Ambition is usually a good thing in moviemaking. But Parkland, set partly in Dallas' Parkland Hospital in the days following the assassination of John F. Kennedy in 1963, may be the rare movie that's actually too ambitious for its own good.
Ambition is usually a good thing in moviemaking. But Parkland, set partly in Dallas’ Parkland Hospital in the days following the assassination of John F. Kennedy in 1963, may be the rare movie that’s actually too ambitious for its own good.
The film follows several narrative strands, people who were personally affected by what happened in Dealey Plaza that fateful day: emergency-room doctors, federal agents, Abraham Zapruder (who filmed the infamous footage of the assassination) and the family of Lee Harvey Oswald, particularly his brother, Robert. But the approach is somewhat scattershot, keeping viewers from ever getting too involved with any of the characters.
That’s too bad, because there are some good performances in Parkland. The topic is intrinsically intriguing, especially since this November marks the 50th anniversary of JFK’s murder. And the film also nails the early ‘60s era and provides a fascinating glimpse of what North Texas was like a half-century ago.
Parkland, which was actually filmed mostly in Austin, opens with archival footage of JFK in Fort Worth on the morning of Nov. 22, 1963, a few hours before his trip to Dallas. As the clock ticks toward noon, we’re introduced to the Parkland doctors – including Malcolm Perry (Colin Hanks) and newbie Jim Carrico (a not particularly convincing Zac Efron). Across town, Zapruder (Paul Giamatti), camera in hand, is excitedly getting ready for a glimpse of the president.
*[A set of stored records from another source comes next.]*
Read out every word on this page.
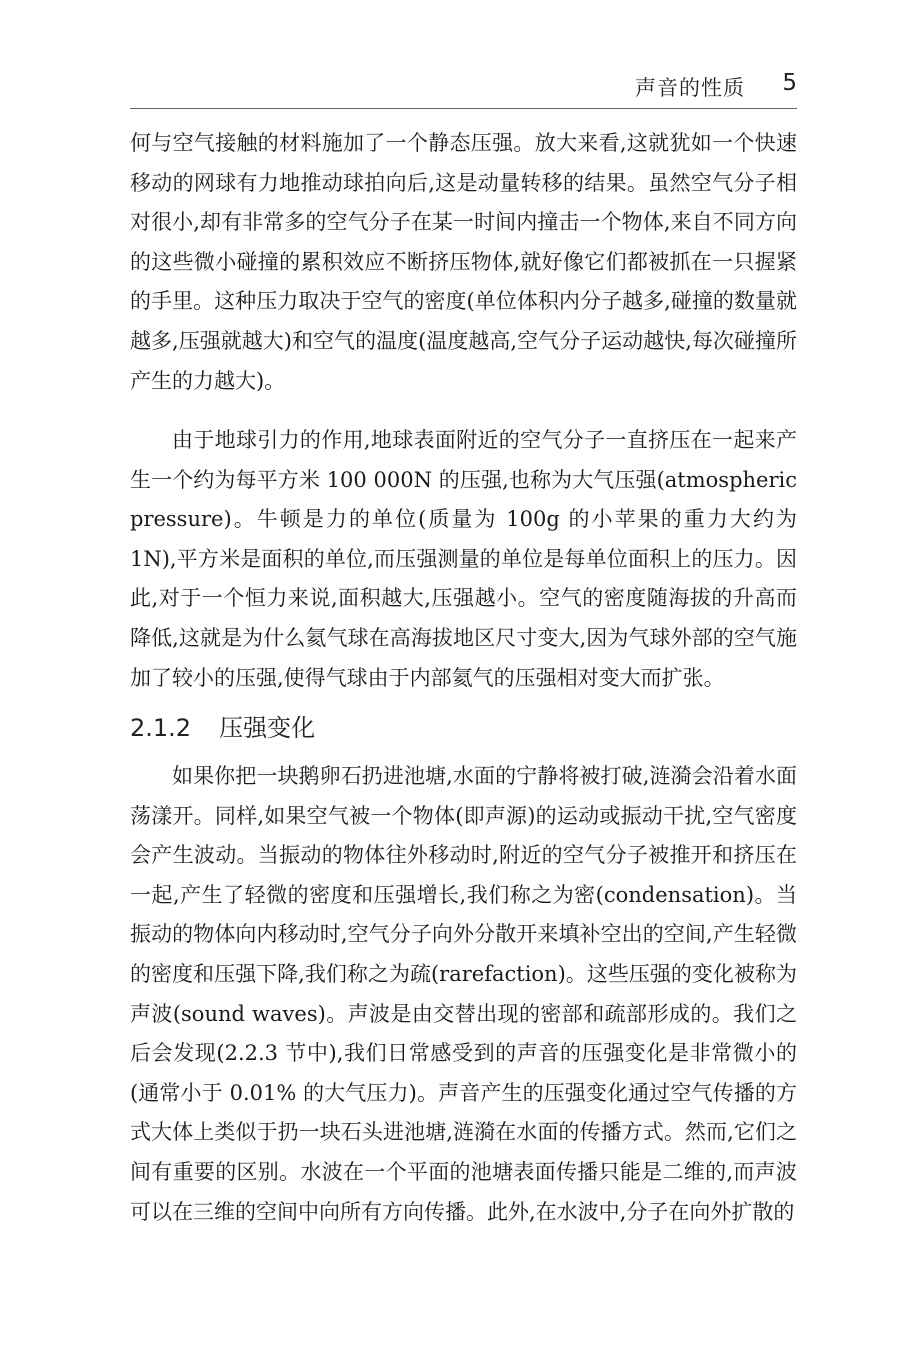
声音的性质 5

何与空气接触的材料施加了一个静态压强。放大来看,这就犹如一个快速移动的网球有力地推动球拍向后,这是动量转移的结果。虽然空气分子相对很小,却有非常多的空气分子在某一时间内撞击一个物体,来自不同方向的这些微小碰撞的累积效应不断挤压物体,就好像它们都被抓在一只握紧的手里。这种压力取决于空气的密度(单位体积内分子越多,碰撞的数量就越多,压强就越大)和空气的温度(温度越高,空气分子运动越快,每次碰撞所产生的力越大)。

由于地球引力的作用,地球表面附近的空气分子一直挤压在一起来产生一个约为每平方米 100 000N 的压强,也称为大气压强(atmospheric pressure)。牛顿是力的单位(质量为 100g 的小苹果的重力大约为 1N),平方米是面积的单位,而压强测量的单位是每单位面积上的压力。因此,对于一个恒力来说,面积越大,压强越小。空气的密度随海拔的升高而降低,这就是为什么氦气球在高海拔地区尺寸变大,因为气球外部的空气施加了较小的压强,使得气球由于内部氦气的压强相对变大而扩张。

2.1.2 压强变化

如果你把一块鹅卵石扔进池塘,水面的宁静将被打破,涟漪会沿着水面荡漾开。同样,如果空气被一个物体(即声源)的运动或振动干扰,空气密度会产生波动。当振动的物体往外移动时,附近的空气分子被推开和挤压在一起,产生了轻微的密度和压强增长,我们称之为密(condensation)。当振动的物体向内移动时,空气分子向外分散开来填补空出的空间,产生轻微的密度和压强下降,我们称之为疏(rarefaction)。这些压强的变化被称为声波(sound waves)。声波是由交替出现的密部和疏部形成的。我们之后会发现(2.2.3 节中),我们日常感受到的声音的压强变化是非常微小的(通常小于 0.01% 的大气压力)。声音产生的压强变化通过空气传播的方式大体上类似于扔一块石头进池塘,涟漪在水面的传播方式。然而,它们之间有重要的区别。水波在一个平面的池塘表面传播只能是二维的,而声波可以在三维的空间中向所有方向传播。此外,在水波中,分子在向外扩散的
On the other hand, Robert Oswald (James Badge Dale) is busying himself at work, while news of Kennedy’s visit blares on the radio.
Meanwhile, agents like James Hosty (Ron Livingston), in the midst of a city that had expressed some hostile anti-Kennedy sentiment, are on the lookout for trouble. The paths of several of these characters will cross in the chaos – expertly staged using a combination of existing and new footage – that follows the assassination of JFK and subsequently the killing of Lee Harvey Oswald by Jack Ruby.
Of these, the most involving is Robert Oswald who, according to the script (from director/ writer Peter Landesman making his feature-film debut), found himself trapped between his murderous brother and delusional mother who thought Lee Harvey should have been treated like a hero. Robert just wanted to live his life under the radar and then he finds himself squarely in the crosshairs, with the hate of a nation raining down on his head. Dale’s character and performance are among the best in the film. We feel his pain as he has to beg members of the press covering Lee Harvey’s funeral to act as pall bearers because there was no one else to do it.
The other most affecting moments involve Zapruder. Giamatti gives a quietly compelling, sad-eyed performance as a Kennedy supporter who finds his world, and his privacy, turned upside down when everyone wants to get their hands on his graphic and tragic footage.
Unfortunately, some of the other characters – including Billy Bob Thornton as a tough-talking federal agent and Marcia Gay Harden as a nurse – come and go without leaving much of an impression.
That’s too bad, because there is a lot of promise in Parkland. Landesman aimed for an epic and came up short. If only he would have tried to capture something more intimate and lasting.